The GT streaks along with all the unstoppable momentum of a comet, piles on speed in a way that's barely believable. It's a faintly daft boast, but Ford is proud of the fact that the GT will top 205mph. Subtle aerodynamic modifications ensure that the stability the original car so lacked is firmly in place on its 21st century reincarnation. Its brakes are stupendous too.

It wasn't all that long ago that Ford looked like a company that was being gradually run into the ground by a bunch of car-hating bean counters. All manner of atrocities were being committed in the name of the blue oval. The GT, though, is a work of crazed genius, an utterly irrational, genuinely soulful, 550bhp piece of arrant nonsense that has no need to be in this day and age.

I absolutely loved it.

One they made earlier

The car industry is full of brinkmanship, but the GT40 tale really takes the biscuit. Henry Ford II, grandson of the company's founder, desperately wanted to win the Le Mans 24-hour endurance classic, and figured that buying Ferrari would be the easiest way to achieve it. But he didn't reckon on Enzo Ferrari's legendary stubbornness.
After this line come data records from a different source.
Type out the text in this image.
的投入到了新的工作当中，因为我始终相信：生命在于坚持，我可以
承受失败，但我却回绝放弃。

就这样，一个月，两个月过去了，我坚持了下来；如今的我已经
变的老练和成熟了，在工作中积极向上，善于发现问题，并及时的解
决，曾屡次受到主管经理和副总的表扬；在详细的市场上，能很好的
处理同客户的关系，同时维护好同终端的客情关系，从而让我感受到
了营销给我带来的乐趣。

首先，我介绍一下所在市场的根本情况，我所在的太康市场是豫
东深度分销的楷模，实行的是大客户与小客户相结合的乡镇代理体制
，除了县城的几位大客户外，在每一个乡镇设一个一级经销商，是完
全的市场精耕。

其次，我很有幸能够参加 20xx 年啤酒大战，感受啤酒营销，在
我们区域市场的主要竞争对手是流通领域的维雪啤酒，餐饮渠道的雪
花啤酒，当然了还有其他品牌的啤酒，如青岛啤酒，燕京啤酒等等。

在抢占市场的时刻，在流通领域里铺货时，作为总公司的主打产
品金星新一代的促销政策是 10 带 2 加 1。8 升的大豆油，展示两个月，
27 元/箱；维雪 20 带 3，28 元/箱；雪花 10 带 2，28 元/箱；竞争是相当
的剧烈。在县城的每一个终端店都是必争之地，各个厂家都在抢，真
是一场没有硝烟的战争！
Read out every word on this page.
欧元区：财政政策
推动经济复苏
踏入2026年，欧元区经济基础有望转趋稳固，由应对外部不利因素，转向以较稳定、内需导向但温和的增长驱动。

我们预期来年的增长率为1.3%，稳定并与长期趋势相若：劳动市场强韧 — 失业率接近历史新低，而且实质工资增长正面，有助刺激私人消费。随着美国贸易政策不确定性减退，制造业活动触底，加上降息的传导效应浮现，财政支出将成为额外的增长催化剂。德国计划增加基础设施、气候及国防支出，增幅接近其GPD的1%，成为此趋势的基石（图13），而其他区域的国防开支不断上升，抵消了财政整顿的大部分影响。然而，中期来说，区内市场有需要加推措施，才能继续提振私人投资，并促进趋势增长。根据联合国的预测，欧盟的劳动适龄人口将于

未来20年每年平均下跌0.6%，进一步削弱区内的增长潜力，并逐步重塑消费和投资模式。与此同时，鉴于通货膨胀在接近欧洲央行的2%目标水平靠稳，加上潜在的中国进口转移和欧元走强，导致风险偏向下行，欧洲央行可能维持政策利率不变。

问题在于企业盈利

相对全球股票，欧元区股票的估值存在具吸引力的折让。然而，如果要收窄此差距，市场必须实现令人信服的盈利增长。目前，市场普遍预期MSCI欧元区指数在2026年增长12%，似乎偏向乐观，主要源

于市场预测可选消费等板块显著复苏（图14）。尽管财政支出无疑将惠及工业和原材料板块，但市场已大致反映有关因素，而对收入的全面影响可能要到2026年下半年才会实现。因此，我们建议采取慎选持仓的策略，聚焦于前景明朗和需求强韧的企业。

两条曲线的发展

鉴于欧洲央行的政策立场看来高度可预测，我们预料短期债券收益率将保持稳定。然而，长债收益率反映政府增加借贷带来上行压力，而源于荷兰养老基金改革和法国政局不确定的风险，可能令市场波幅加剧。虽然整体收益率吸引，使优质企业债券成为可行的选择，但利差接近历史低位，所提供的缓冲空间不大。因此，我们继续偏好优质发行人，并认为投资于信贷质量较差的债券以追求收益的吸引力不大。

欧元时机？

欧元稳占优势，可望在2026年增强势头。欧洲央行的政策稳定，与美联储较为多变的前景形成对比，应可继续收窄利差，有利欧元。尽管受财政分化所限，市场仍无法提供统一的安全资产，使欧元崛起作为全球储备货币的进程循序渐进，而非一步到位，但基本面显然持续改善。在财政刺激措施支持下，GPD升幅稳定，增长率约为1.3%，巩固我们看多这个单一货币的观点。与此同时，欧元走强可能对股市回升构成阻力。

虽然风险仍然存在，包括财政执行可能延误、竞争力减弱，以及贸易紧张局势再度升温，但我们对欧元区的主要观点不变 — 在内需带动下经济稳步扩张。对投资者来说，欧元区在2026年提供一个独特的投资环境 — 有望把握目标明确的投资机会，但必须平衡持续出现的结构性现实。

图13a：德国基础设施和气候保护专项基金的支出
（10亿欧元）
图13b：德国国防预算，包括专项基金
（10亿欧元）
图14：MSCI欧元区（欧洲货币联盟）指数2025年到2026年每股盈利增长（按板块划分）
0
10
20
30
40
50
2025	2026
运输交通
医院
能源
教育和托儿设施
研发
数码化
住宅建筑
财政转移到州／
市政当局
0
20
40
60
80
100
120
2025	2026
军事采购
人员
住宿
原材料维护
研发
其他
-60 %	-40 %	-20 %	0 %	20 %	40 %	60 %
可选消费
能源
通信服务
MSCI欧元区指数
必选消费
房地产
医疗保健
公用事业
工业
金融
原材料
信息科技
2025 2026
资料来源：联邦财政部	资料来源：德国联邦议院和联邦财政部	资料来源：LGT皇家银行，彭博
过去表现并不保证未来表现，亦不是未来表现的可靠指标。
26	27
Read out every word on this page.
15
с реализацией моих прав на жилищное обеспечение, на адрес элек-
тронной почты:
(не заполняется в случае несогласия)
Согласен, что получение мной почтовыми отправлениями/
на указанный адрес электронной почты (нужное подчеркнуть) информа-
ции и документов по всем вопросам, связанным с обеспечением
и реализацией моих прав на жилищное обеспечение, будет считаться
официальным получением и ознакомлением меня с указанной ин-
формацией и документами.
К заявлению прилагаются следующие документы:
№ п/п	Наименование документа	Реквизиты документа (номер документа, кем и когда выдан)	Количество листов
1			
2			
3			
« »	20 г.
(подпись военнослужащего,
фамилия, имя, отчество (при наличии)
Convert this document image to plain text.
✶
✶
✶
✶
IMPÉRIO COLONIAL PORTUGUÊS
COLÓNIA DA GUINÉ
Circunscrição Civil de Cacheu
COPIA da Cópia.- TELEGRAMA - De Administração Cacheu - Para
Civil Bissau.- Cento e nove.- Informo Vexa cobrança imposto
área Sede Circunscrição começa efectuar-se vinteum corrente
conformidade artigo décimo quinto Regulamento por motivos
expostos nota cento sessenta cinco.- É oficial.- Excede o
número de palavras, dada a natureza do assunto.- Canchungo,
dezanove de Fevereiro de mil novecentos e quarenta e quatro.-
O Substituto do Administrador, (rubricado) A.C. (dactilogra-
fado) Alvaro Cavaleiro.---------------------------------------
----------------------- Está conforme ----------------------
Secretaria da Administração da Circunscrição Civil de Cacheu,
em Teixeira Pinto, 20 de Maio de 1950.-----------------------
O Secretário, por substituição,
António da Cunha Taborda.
When the Old Man refused to sell, the Americans, in a fit of pique, set about creating their own world-beating sports car. Taking over a race-car project begun by small British engineering concern Lola, the Anglo-American GT40 began to hit its stride in 1966 when the car scored a resounding 1-2-3 victory at Le Mans. It was the start of a formidable winning streak; success came again in 1967, 1968 and 1969, the latter two victories racked up by John Wyer's Gulf-sponsored team.

Sixties' road-going GT40 spin-offs were based on the visually compromised MkIII version of the car, but the new GT wisely looks to the original, jaw-dropping MkI for its inspiration. A wonderfully executed homage to one of the most celebrated cars of all time, only 28 Ford GTs will be imported to the UK, with deliveries not due to begin until Spring 2005. Needless to say, demand has outstripped supply.